On the Egyptian forces retreating from the border, the source said, “It is a military measure, [which was taken] immediately after the Israeli war was declared on Gaza, for us to protect our soldiers from any splinters or traces of the shelling, particularly since the soldiers are stationed a few meters away from potential targets on the border such as smuggling tunnels and Hamas military posts.”

The continuation of the Israeli bombardment along the Egyptian border in Rafah suggests that the smuggling tunnels are part of the objectives of the Israeli war on Gaza, as Israel has often claimed that these tunnels are used to smuggle weapons to Palestinian resistance factions.
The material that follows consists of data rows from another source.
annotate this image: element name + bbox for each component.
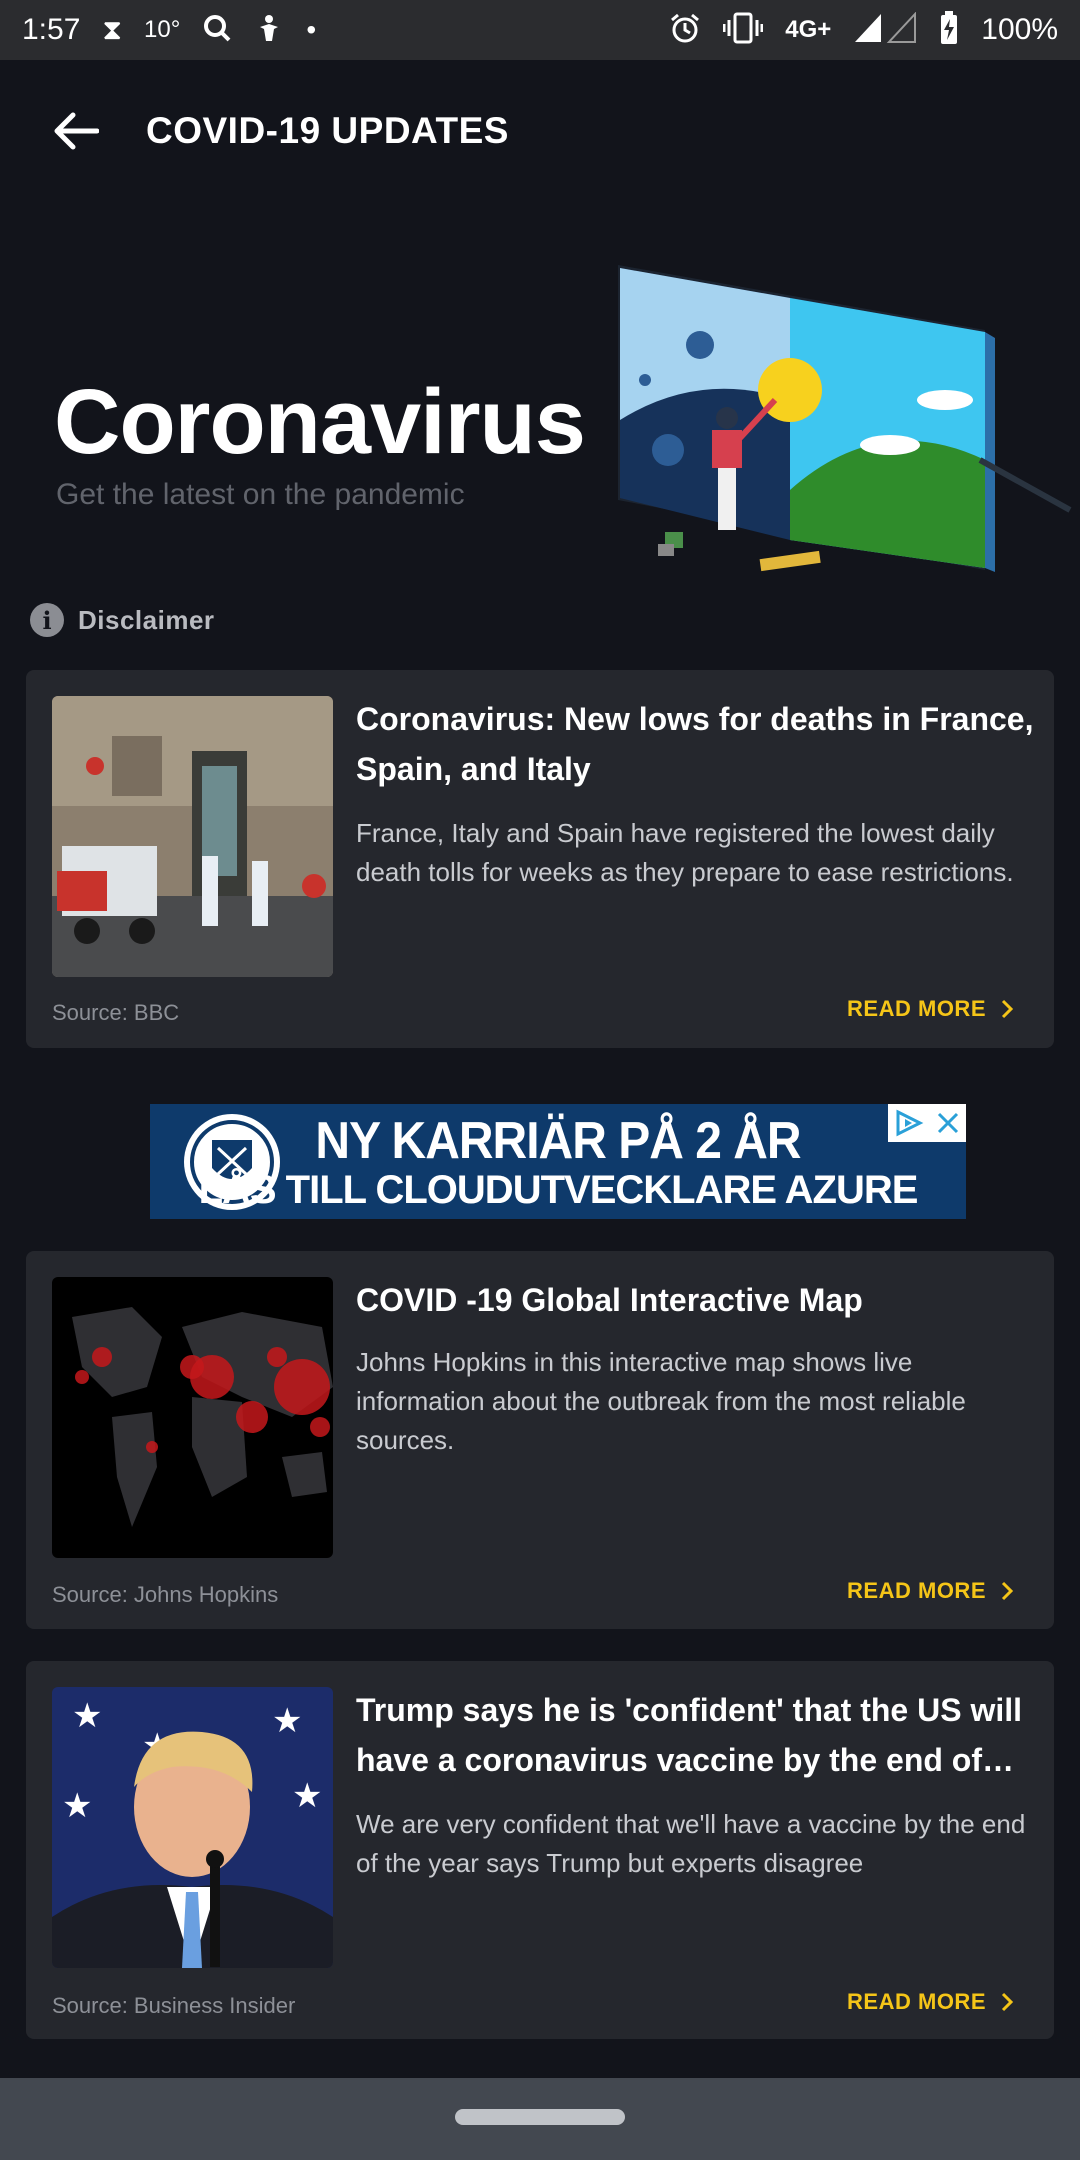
chevron-right-icon — [1001, 1581, 1014, 1601]
article-description: We are very confident that we'll have a … — [356, 1809, 1026, 1878]
news-card[interactable]: Coronavirus: New lows for deaths in Fran… — [26, 670, 1054, 1048]
vibrate-icon — [722, 12, 764, 49]
status-bar: 1:57 ⧗ 10° • 4G+ 100% — [0, 0, 1080, 60]
disclaimer-link[interactable]: i Disclaimer — [30, 603, 215, 637]
chevron-right-icon — [1001, 999, 1014, 1019]
read-more-label: READ MORE — [847, 1578, 986, 1603]
article-source: Source: Johns Hopkins — [52, 1582, 279, 1607]
hourglass-icon: ⧗ — [102, 14, 123, 45]
news-card[interactable]: ★ ★ ★ ★ ★ Trump says he is 'confident' t… — [26, 1661, 1054, 2039]
status-temperature: 10° — [144, 16, 181, 43]
read-more-label: READ MORE — [847, 1989, 986, 2014]
read-more-button[interactable]: READ MORE — [847, 1578, 1014, 1604]
ad-subheadline: LÅS TILL CLOUDUTVECKLARE AZURE — [198, 1168, 919, 1212]
ad-banner[interactable]: NY KARRIÄR PÅ 2 ÅR LÅS TILL CLOUDUTVECKL… — [150, 1104, 966, 1219]
svg-text:★: ★ — [72, 1696, 102, 1736]
network-type: 4G+ — [785, 16, 832, 43]
adchoices-icon[interactable] — [894, 1109, 924, 1137]
news-card[interactable]: COVID -19 Global Interactive Map Johns H… — [26, 1251, 1054, 1629]
article-thumbnail — [52, 1277, 333, 1558]
article-thumbnail: ★ ★ ★ ★ ★ — [52, 1687, 333, 1968]
article-source: Source: Business Insider — [52, 1993, 296, 2018]
arrow-left-icon — [54, 112, 99, 150]
home-gesture-handle[interactable] — [455, 2109, 625, 2125]
close-icon[interactable] — [936, 1111, 960, 1135]
hero-subtitle: Get the latest on the pandemic — [56, 478, 465, 511]
article-thumbnail — [52, 696, 333, 977]
notification-dot-icon: • — [306, 14, 317, 45]
chevron-right-icon — [1001, 1992, 1014, 2012]
article-title[interactable]: Trump says he is 'confident' that the US… — [356, 1685, 1036, 1785]
app-bar: COVID-19 UPDATES — [0, 60, 1080, 202]
article-title[interactable]: COVID -19 Global Interactive Map — [356, 1275, 1036, 1325]
accessibility-icon — [254, 13, 284, 48]
svg-text:★: ★ — [62, 1786, 92, 1826]
disclaimer-label: Disclaimer — [78, 604, 215, 635]
article-description: France, Italy and Spain have registered … — [356, 818, 1014, 887]
page-title: COVID-19 UPDATES — [146, 110, 509, 151]
hero-title: Coronavirus — [54, 371, 586, 473]
alarm-icon — [669, 12, 701, 49]
read-more-button[interactable]: READ MORE — [847, 1989, 1014, 2015]
status-time: 1:57 — [22, 13, 81, 46]
article-description: Johns Hopkins in this interactive map sh… — [356, 1347, 966, 1455]
hero-illustration — [618, 265, 1072, 572]
signal-icon — [853, 10, 917, 49]
article-title[interactable]: Coronavirus: New lows for deaths in Fran… — [356, 694, 1036, 794]
search-app-icon — [202, 13, 232, 48]
battery-level: 100% — [981, 13, 1058, 46]
article-source: Source: BBC — [52, 1000, 180, 1025]
svg-text:★: ★ — [272, 1701, 302, 1741]
info-icon: i — [30, 603, 64, 637]
ad-choices[interactable] — [888, 1104, 966, 1142]
read-more-label: READ MORE — [847, 996, 986, 1021]
ad-headline: NY KARRIÄR PÅ 2 ÅR — [315, 1112, 801, 1171]
back-button[interactable] — [38, 93, 114, 169]
system-nav-bar — [0, 2078, 1080, 2160]
read-more-button[interactable]: READ MORE — [847, 996, 1014, 1022]
svg-text:★: ★ — [292, 1776, 322, 1816]
battery-charging-icon — [939, 10, 959, 50]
Despite the tight Egyptian measures on the border, since the Egyptian forces announced on Aug. 7, 2013, the war on the smuggling tunnels in Rafah, witnesses confirmed to Al-Monitor that the army has intensively patrolled the border since the outbreak of Operation Protective Edge.

Commenting on these security measures on the border area, a security source told Al-Monitor, “The measures are normal and part of a plan to protect Egyptian national security, in light of the war on terrorism in the Sinai Peninsula.”

He said, “This is to prevent terrorists from using smuggling tunnels, or infiltrating to and from Gaza, across the land border or in military boats in the Mediterranean Sea. Everyone knows the extent of the damage that was inflicted on Egypt through the tunnels and entry of terrorists from Gaza to tamper with the stability in the Sinai Peninsula.”

Both the Egyptian and Israeli governments share an objective to shut down the tunnels, as each considers them a security threat.